Pak Jun Do's father runs Long Tomorrows, an orphanage outside Pyongyang. Although he is not an orphan, he might as well be, as far as everyone else is concerned. Living among his father's wards and exercising authority over them elevate him from the ranks until he is "recruited" by Pyongyang as a professional kidnapper, abducting Japanese citizens and bringing them back to North Korea for whatever purpose they may serve. Later, Pak Jun Do embarks on other roles until finally, he assumes the personality of Commander Ga, once the most loyal subject of Kim Jong Il and the husband of the actress Sun Moon, the woman he loves.

April 7, 2017

Don't You Cry

by Mary Kubica

This mystery/thriller penned by Mary Kubica was our book club's book for the month of February.

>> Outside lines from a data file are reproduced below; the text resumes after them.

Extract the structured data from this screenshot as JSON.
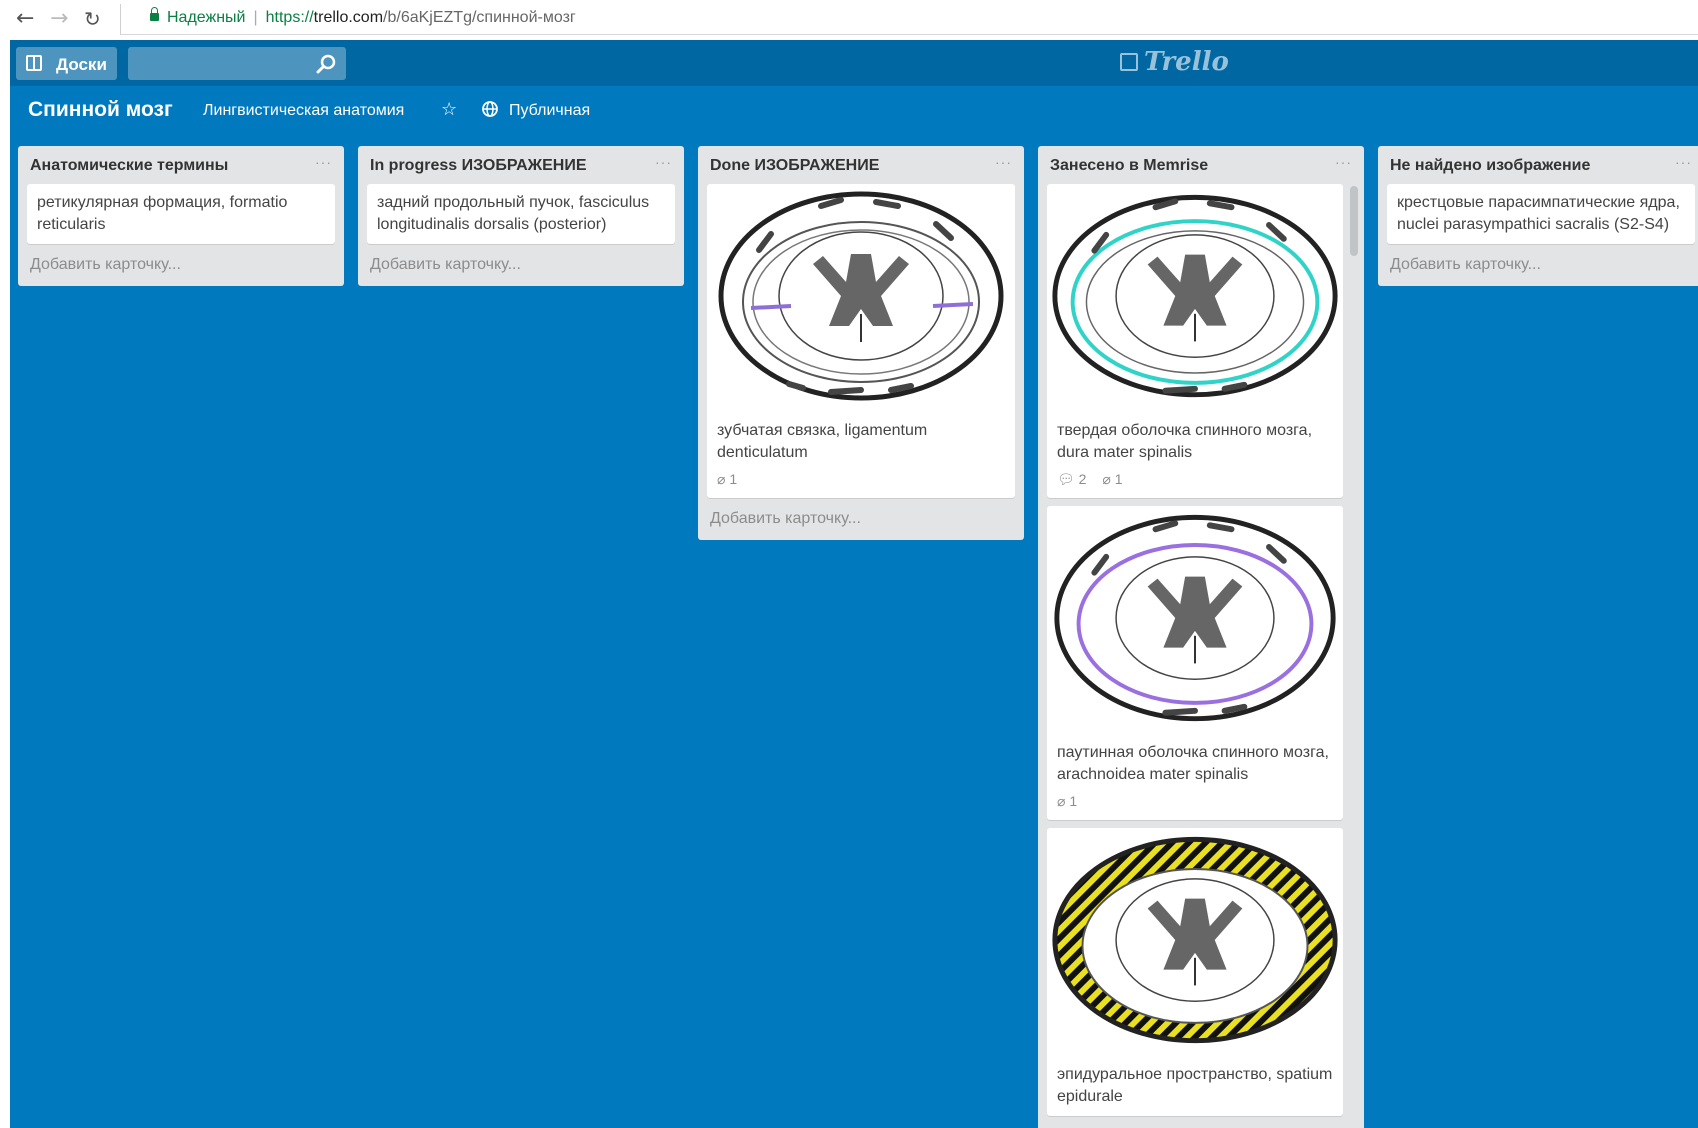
{
  "browser": {
    "secure_label": "Надежный",
    "url_scheme": "https://",
    "url_host": "trello.com",
    "url_path": "/b/6aKjEZTg/спинной-мозг"
  },
  "header": {
    "boards_label": "Доски",
    "logo_text": "Trello"
  },
  "board": {
    "title": "Спинной мозг",
    "team": "Лингвистическая анатомия",
    "visibility": "Публичная",
    "background": "#0079bf"
  },
  "lists": [
    {
      "title": "Анатомические термины",
      "cards": [
        {
          "text": "ретикулярная формация, formatio reticularis"
        }
      ],
      "add_label": "Добавить карточку..."
    },
    {
      "title": "In progress ИЗОБРАЖЕНИЕ",
      "cards": [
        {
          "text": "задний продольный пучок, fasciculus longitudinalis dorsalis (posterior)"
        }
      ],
      "add_label": "Добавить карточку..."
    },
    {
      "title": "Done ИЗОБРАЖЕНИЕ",
      "cards": [
        {
          "text": "зубчатая связка, ligamentum denticulatum",
          "attachments": "1"
        }
      ],
      "add_label": "Добавить карточку..."
    },
    {
      "title": "Занесено в Memrise",
      "cards": [
        {
          "text": "твердая оболочка спинного мозга, dura mater spinalis",
          "comments": "2",
          "attachments": "1"
        },
        {
          "text": "паутинная оболочка спинного мозга, arachnoidea mater spinalis",
          "attachments": "1"
        },
        {
          "text": "эпидуральное пространство, spatium epidurale"
        }
      ]
    },
    {
      "title": "Не найдено изображение",
      "cards": [
        {
          "text": "крестцовые парасимпатические ядра, nuclei parasympathici sacralis (S2-S4)"
        }
      ],
      "add_label": "Добавить карточку..."
    }
  ]
}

It's been a while since I read it (I know, I know, I've been remiss in my blogging duties) but it feels like only yesterday when we discussed it.


I don't know how I could describe the story without giving away too much, so I'll just say that the story begins with the disappearance of Esther Vaughan, Quinn Collins' roommate. Although Quinn tries to convince herself, at first, that Esther couldn't have just gone missing, she eventually accepts the fact of her disappearance and attempts to find her.

March 1, 2017

Brooklyn

by Colm Toibin

In a nutshell, Brooklyn is the story of a young Irish woman, Eilis Lacey, who finds herself torn between two lovers. (If you began to sing after reading that, I won't blame you.) She grew up in a small town in Ireland. When an Irish priest from Brooklyn offers her a job in the United States, Eilis takes it, leaving behind her mother and older sister, Rose.



In Brooklyn, Eilis stays in a boarding house for ladies and works in a department store. Well into her first year of living abroad, she falls in love with Tony, an Italian immigrant. Everything is going well when bad news from Ireland summon Eilis back home, and there begins the conflict. 

February 14, 2017

Running With Scissors

by Augusten Burroughs


Bought this from Book Sale on a whim years ago, picked it up recently because I needed to read a title from the GR Humorous List for a book bingo I joined. Both instances, I wasn't aware that it's a memoir. When I started reading, I wasn't sure if I was going to like it, but I'm surprised now that I did. Boy, Augusten sure went through a LOT. That he injected humor into this memoir isn't easy, and I admire the guy for his resilience and strength.


Augusten Burroughs - but that wasn't his name then; he had it legally changed when he was able to - knew at a young age that he was gay. He was fond of fixing his hair a certain way, was interested in fashion early on, he wanted to be either a doctor (because of the white coat) or the owner of a chain of beauty shops, and so on. He was also the product of a dysfunctional family: his father never cared for him, his mother - a struggling poet - battled with anxiety and depression, and his older brother, who had Asperger's, also didn't give a f*ck. By the time his parents had separated and his mother had sole custody of him, he was certain of his sexual orientation and of another thing: he didn't like school and wanted to quit.